Abstract 2740
Background
ICELAND is a large multicentre EU study demonstrating similar efficacy, tolerability and QOL with CAD and intermittent androgen deprivation (IAD) with leuprorelin (Eligard®) in non-metastatic PC. This post hoc analysis investigated if patients (pts) achieving serum testosterone (T) levels of ≤20 ng/dL within the 1st year of CAD have improved cause-specific survival (CSS) and time to PSA [castrate-resistant prostate cancer (CRPC)] progression.
Methods
Pts with locally advanced or relapsing non-metastatic PC following radical prostatectomy or radiotherapy were enrolled in this prospective, phase IIIb, open-label, randomised study (NCT00378690). After a 6-month induction with leuprorelin (Eligard®) 3-month depot 22.5 mg (plus bicalutamide 50 mg/day for 1 month), pts with PSA levels ≤1 ng/mL were randomised 1:1 to CAD (n = 361) or IAD (n = 340) with leuprorelin (Eligard®) for 36 months. Pts receiving CAD therapy were stratified by min, median and max T levels achieved during the 1st year of therapy into ≤20, 20-50 and >50 ng/dL T subgroups. CSS and time to PSA (CRPC) progression were analysed by Kaplan-Meier analyses and Cox proportional hazards regression model.
Results
A total of 90.1%, 83.5% and 74.5% of pts receiving CAD achieved minimum, median and maximum serum T levels of ≤20 ng/dL, respectively. CSS rates and time to PSA (CRPC) progression did not differ significantly between T subgroups (table).
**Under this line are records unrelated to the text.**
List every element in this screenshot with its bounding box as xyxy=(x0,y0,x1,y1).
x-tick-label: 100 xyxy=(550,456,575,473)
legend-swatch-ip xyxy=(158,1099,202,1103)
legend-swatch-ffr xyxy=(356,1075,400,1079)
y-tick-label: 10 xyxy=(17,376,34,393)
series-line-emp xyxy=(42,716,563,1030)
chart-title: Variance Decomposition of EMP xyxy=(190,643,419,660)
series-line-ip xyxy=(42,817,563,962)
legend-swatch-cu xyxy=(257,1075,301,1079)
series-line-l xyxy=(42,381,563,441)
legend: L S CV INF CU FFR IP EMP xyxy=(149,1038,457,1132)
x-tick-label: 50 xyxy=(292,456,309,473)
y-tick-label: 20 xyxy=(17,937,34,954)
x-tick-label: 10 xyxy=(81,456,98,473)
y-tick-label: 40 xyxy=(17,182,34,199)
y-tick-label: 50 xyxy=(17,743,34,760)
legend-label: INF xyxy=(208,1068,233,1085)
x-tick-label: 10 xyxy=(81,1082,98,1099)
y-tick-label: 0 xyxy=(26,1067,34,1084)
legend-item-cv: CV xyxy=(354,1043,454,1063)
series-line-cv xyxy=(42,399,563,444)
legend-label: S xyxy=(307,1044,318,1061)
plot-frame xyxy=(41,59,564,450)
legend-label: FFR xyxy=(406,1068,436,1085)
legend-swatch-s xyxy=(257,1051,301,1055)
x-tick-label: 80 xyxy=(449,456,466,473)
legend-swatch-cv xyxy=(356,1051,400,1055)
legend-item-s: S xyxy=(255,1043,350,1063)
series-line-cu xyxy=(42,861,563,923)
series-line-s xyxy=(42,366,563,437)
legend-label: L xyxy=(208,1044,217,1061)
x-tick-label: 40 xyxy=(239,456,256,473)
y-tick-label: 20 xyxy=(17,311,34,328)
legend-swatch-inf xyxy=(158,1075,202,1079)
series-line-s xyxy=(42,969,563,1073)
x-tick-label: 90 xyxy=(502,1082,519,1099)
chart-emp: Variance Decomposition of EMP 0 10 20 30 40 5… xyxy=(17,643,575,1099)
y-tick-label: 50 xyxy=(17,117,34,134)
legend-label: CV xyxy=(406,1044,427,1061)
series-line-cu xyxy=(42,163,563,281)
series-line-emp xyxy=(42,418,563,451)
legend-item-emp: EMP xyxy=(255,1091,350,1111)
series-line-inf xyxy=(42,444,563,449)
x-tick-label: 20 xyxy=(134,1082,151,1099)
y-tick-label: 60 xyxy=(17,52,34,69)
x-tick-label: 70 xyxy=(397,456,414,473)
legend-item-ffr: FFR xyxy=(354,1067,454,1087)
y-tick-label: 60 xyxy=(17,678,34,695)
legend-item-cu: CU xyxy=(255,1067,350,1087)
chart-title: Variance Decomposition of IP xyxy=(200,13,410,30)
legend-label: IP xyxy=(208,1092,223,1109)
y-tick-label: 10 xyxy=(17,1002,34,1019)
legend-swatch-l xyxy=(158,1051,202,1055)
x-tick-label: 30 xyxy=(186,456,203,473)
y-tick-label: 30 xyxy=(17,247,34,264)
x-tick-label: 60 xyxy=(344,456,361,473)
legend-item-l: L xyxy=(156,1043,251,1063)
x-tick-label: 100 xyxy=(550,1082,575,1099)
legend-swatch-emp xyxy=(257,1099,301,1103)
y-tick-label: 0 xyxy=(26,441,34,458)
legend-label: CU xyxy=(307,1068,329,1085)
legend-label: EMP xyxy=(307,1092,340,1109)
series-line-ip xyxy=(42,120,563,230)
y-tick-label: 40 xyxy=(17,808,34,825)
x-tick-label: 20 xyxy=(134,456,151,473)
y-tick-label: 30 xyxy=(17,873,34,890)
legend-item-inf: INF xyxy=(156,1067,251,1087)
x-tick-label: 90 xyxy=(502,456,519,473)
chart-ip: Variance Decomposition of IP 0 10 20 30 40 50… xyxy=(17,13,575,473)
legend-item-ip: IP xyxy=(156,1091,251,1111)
| Testosterone level (ng/dL) | N | Time to cause-specific survival | Time to PSA (CRPC) progression | ||||
|---|---|---|---|---|---|---|---|
| % (95% CI) | HR (95% CI) | p valuea | % (95% CI) | HR (95% CI) | p valuea | ||
| Minimum | |||||||
| ≤20 | 311 | 90.5 (87.2–93.8) | 1 | 99.0 (97.9–100.0) | 1 | ||
| >20 − ≤50 | 33 | 86.7 (74.5–100.0) | 0.89 (0.4–1.8) | 0.849 | 92.4 (83.3–100.0) | 5.06 (1.3–16.1) | 0.062 |
| >50 | 1 | 100.0 (100.0–100.0) | NE | 100.0 (100.0–100.0) | NE | ||
| Median | |||||||
| ≤20 | 288 | 90.2 (86.8–93.7) | 1 | 98.9 (97.8–100.0) | 1 | ||
| >20 − ≤50 | 54 | 89.1 (80.6–98.9) | 0.84 (0.4–1.6) | 0.598 | 95.4 (89.8–100.0) | 3.92 (1.2–12.3) | 0.083 |
| >50 | 3 | 83.3 (56.7–100.0) | 2.74 (0.2–12.7) | 100.0 (100.0–100.0) | NE | ||
| Maximum | |||||||
| ≤20 | 257 | 90.6 (87.0–94.2) | 1 | 99.2 (98.1–100.0) | 1 | ||
| >20 − ≤50 | 78 | 87.8 (80.3–95.5) | 1.13 (0.6–1.9) | 0.196 | 96.8 (92.9–100.0) | 2.79 (0.8–9.3) | 0.165 |
| >50 | 10 | 83.3 (59.5–100.0) | 3.59 (0.9–10.0) | 95.0 (85.7–100.0) | 4.57 (0.2–26.8) | ||
CI, confidence interval; HR, hazard ratio; CRPC, castrate-resistant prostate cancer; NE, not estimable; PSA, prostate-specific antigen. aLikelihood ratio test.
Conclusions
In pts receiving CAD, CSS and time to PSA (CRPC) progression did not differ according to T levels in the 1st year of therapy. This finding may have been due, at least in part, to the effectiveness of leuprorelin (Eligard®) in lowering T, as maximum T levels ≤20 ng/dL were achieved in 75% of pts over the 1st year of CAD.
Legal entity responsible for the study
Astellas Pharma, Inc. and Medivation, Inc.
Funding
Astellas Pharma, Inc. and Medivation, Inc.
Disclosure
B. Tombal: Advisory board member: Astellas, Bayer, Medivation, Ferring, Amgen, Sanofi. Aventis. Corporate-sponsored research: Astellas, Bayer, Medivation, Ferring, Amgen, Sanofi Aventis.
T.L. Tammela: Advisory board member: Astellas, Orion Pharma, Bayer. Corporate-sponsored research: Astellas, Orion Pharma, Medivation, Jansen-Cilag, Bayer, Ferring, Camurus Ab, Lidds Ab.
All other authors have declared no conflicts of interest.